“What do you want of me, monsieur?” she asked. “Are we not separated forever?”

“Actually, yes,” said Monsieur de la Baudraye. “Legally, no.”

Madame Piedefer was telegraphing signals to her daughter, which Dinah presently observed and understood.

“Nothing could have brought you here but your own interests,” she said, in a bitter tone.

Our interests,” said the little man coldly, “for we have two children.—Your Uncle Silas Piedefer is dead, at New York, where, after having made and lost several fortunes in various parts of the world, he has finally left some seven or eight hundred thousand francs—they say twelve—but there is stock-in-trade to be sold. I am the chief in our common interests, and act for you.”

“Oh!” cried Dinah, “in everything that relates to business, I trust no one but Monsieur de Clagny. He knows the law, come to terms with him; what he does, will be done right.”

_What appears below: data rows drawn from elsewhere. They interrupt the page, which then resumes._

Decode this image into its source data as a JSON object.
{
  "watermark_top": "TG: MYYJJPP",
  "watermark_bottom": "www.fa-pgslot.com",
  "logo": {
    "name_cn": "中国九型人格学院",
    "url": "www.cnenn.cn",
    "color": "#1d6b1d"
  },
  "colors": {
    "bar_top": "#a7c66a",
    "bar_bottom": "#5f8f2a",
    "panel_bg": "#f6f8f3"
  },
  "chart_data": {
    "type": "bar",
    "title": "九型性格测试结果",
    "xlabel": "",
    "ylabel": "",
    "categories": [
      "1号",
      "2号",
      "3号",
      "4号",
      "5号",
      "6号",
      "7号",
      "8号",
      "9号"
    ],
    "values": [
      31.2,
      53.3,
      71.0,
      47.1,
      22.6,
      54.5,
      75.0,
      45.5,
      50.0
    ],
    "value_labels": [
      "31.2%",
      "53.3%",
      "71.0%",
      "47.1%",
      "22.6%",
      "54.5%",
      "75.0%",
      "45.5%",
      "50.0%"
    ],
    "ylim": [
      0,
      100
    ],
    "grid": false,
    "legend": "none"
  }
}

“I have no occasion for Monsieur de Clagny,” answered Monsieur de la Baudraye, “to take my children from you—”

“Your children!” exclaimed Dinah. “Your children, to whom you have not sent a sou! Your children!” She burst into a loud shout of laughter; but Monsieur de la Baudraye’s unmoved coolness threw ice on the explosion.

“Your mother has just brought them to show me,” he went on. “They are charming boys. I do not intend to part from them. I shall take them to our house at Anzy, if it were only to save them from seeing their mother disguised like a—”

“Silence!” said Madame de la Baudraye imperatively. “What do you want of me that brought you here?”